The passage of the Patient Protection and Affordable Care Act in 2010 was a very contentious moment in recent American history. While some have hailed it as a solution for improving medical coverage, others have criticized it for increasing the cost of doing business for employers by requiring such benefits be offered if a business is a certain size.
Regardless of how individuals or businesses feel about it, the ACA is law and continues to require companies to adapt. PEO companies can help them make the necessary adjustments.
One way employers can make this transition smooth is by encouraging employees to take a preventative approach toward their care, as reported by HR Professionals magazine.
Money is a motivator
John Denery, a member of the National Association of Health Underwriters and the Society for Human Resource Management, told the news source that, as the cost of health care benefits continues to rise, employers would serve themselves well by getting workers to take advantage of annual health screens. This way, they can identify health problems – such as diabetes, heart disease or cancer – sooner rather than later, when they are likely to be advanced and more costly to treat. In some cases, workers will need incentives to adopt this strategy.

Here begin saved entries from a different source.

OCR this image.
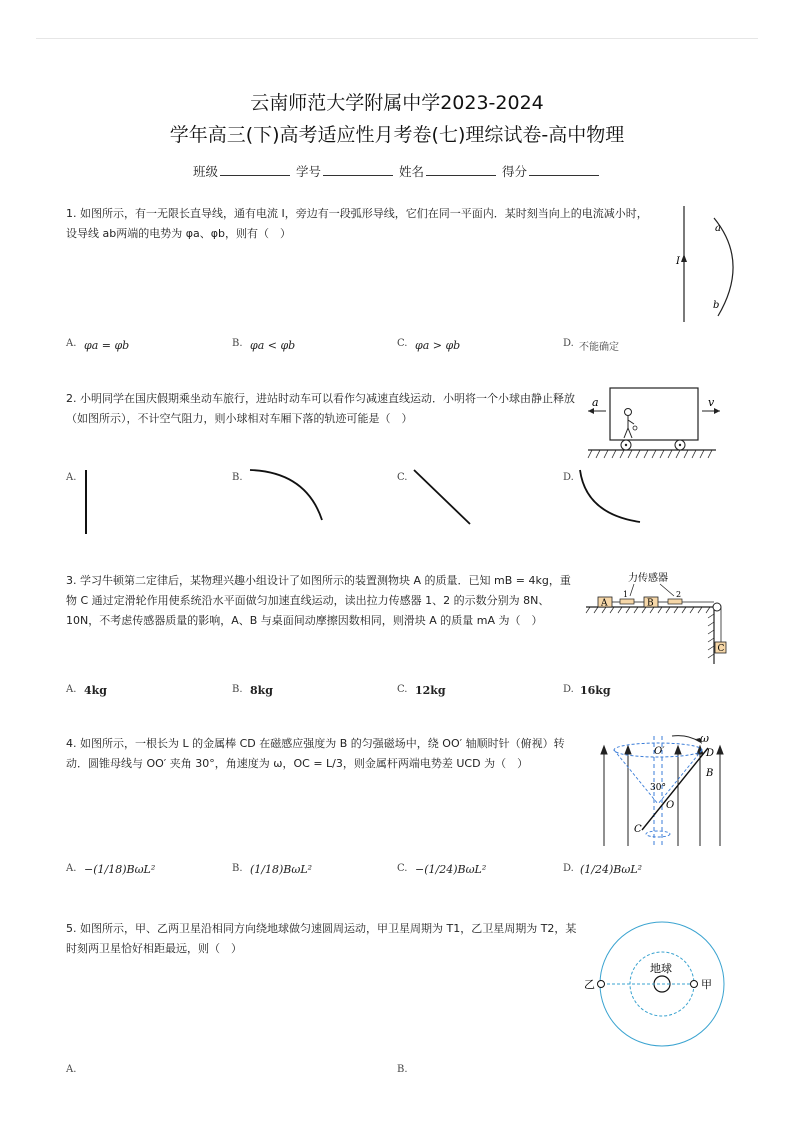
云南师范大学附属中学2023-2024
学年高三(下)高考适应性月考卷(七)理综试卷-高中物理
班级	学号	姓名	得分
1. 如图所示，有一无限长直导线，通有电流 I，旁边有一段弧形导线，它们在同一平面内．某时刻当向上的电流减小时，设导线 ab两端的电势为 φa、φb，则有（　）
I
a
b
A. φa = φb	B. φa < φb	C. φa > φb	D. 不能确定
2. 小明同学在国庆假期乘坐动车旅行，进站时动车可以看作匀减速直线运动．小明将一个小球由静止释放（如图所示），不计空气阻力，则小球相对车厢下落的轨迹可能是（　）
a	v
A.	B.	C.	D.
3. 学习牛顿第二定律后，某物理兴趣小组设计了如图所示的装置测物块 A 的质量．已知 mB = 4kg，重物 C 通过定滑轮作用使系统沿水平面做匀加速直线运动，读出拉力传感器 1、2 的示数分别为 8N、10N，不考虑传感器质量的影响，A、B 与桌面间动摩擦因数相同，则滑块 A 的质量 mA 为（　）
力传感器
A
1
B
2
C
A. 4kg	B. 8kg	C. 12kg	D. 16kg
4. 如图所示，一根长为 L 的金属棒 CD 在磁感应强度为 B 的匀强磁场中，绕 OO′ 轴顺时针（俯视）转动．圆锥母线与 OO′ 夹角 30°，角速度为 ω，OC = L/3，则金属杆两端电势差 UCD 为（　）
ω
O′	D
B
30°
O
C
A. −(1/18)BωL²	B. (1/18)BωL²	C. −(1/24)BωL²	D. (1/24)BωL²
5. 如图所示，甲、乙两卫星沿相同方向绕地球做匀速圆周运动，甲卫星周期为 T1，乙卫星周期为 T2，某时刻两卫星恰好相距最远，则（　）
地球
甲
乙
A.	B.
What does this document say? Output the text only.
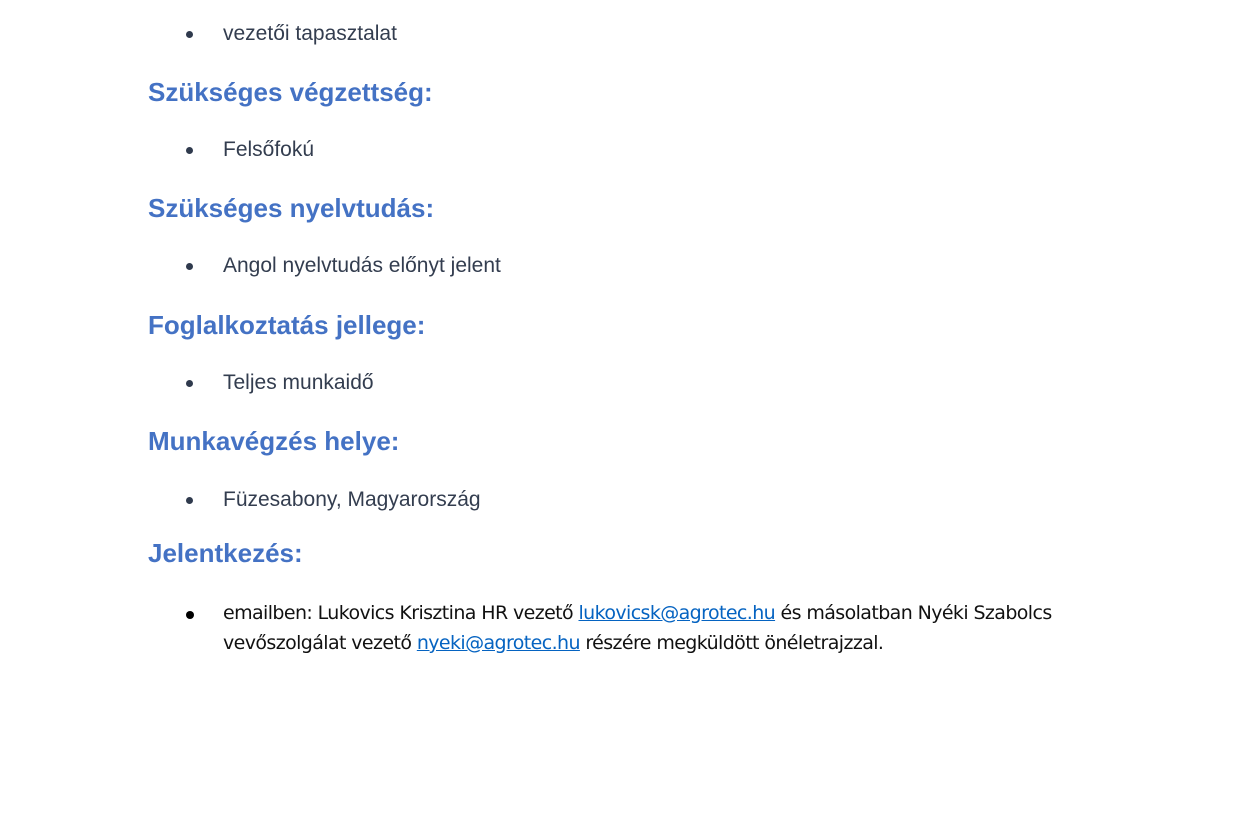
vezetői tapasztalat
Szükséges végzettség:
Felsőfokú
Szükséges nyelvtudás:
Angol nyelvtudás előnyt jelent
Foglalkoztatás jellege:
Teljes munkaidő
Munkavégzés helye:
Füzesabony, Magyarország
Jelentkezés:
emailben: Lukovics Krisztina HR vezető lukovicsk@agrotec.hu és másolatban Nyéki Szabolcs vevőszolgálat vezető nyeki@agrotec.hu részére megküldött önéletrajzzal.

"What really motivates [employees] is money," Denery told HR Professionals magazine. "That's positively or negatively. So either financially incenting them to do something or charging them more if they do not do something. So you may have one employer who says if you do this I will give you $250 or another employer who says if you do not do this I am going to charge you 15 percent more. There are multiple ways of going about it."
In any case, employers need to make sure to communicate their message effectively to their workforce.
Aside from promoting advanced health screenings, employers need to encourage more cost-efficient spending in medicine. One way to go about this is using pricing transparency so workers can know how much certain medical procedures cost with specific providers.
What is the burden of chronic disease in the U.S.?
Many of the problems that can be identified at annual health screenings are chronic diseases, such as diabetes and cancer. According to the U.S. Centers for Disease Control and Prevention, 75 percent of medical spending dollars in the nation go toward chronic disease management. Specifically, in 2010 alone, cancer cost $157 billion, while heart disease and stroke cost $315.4 billion. In 2012, diagnosed cases of diabetes cost the nation $245 billion, including $69 billion in lost productivity.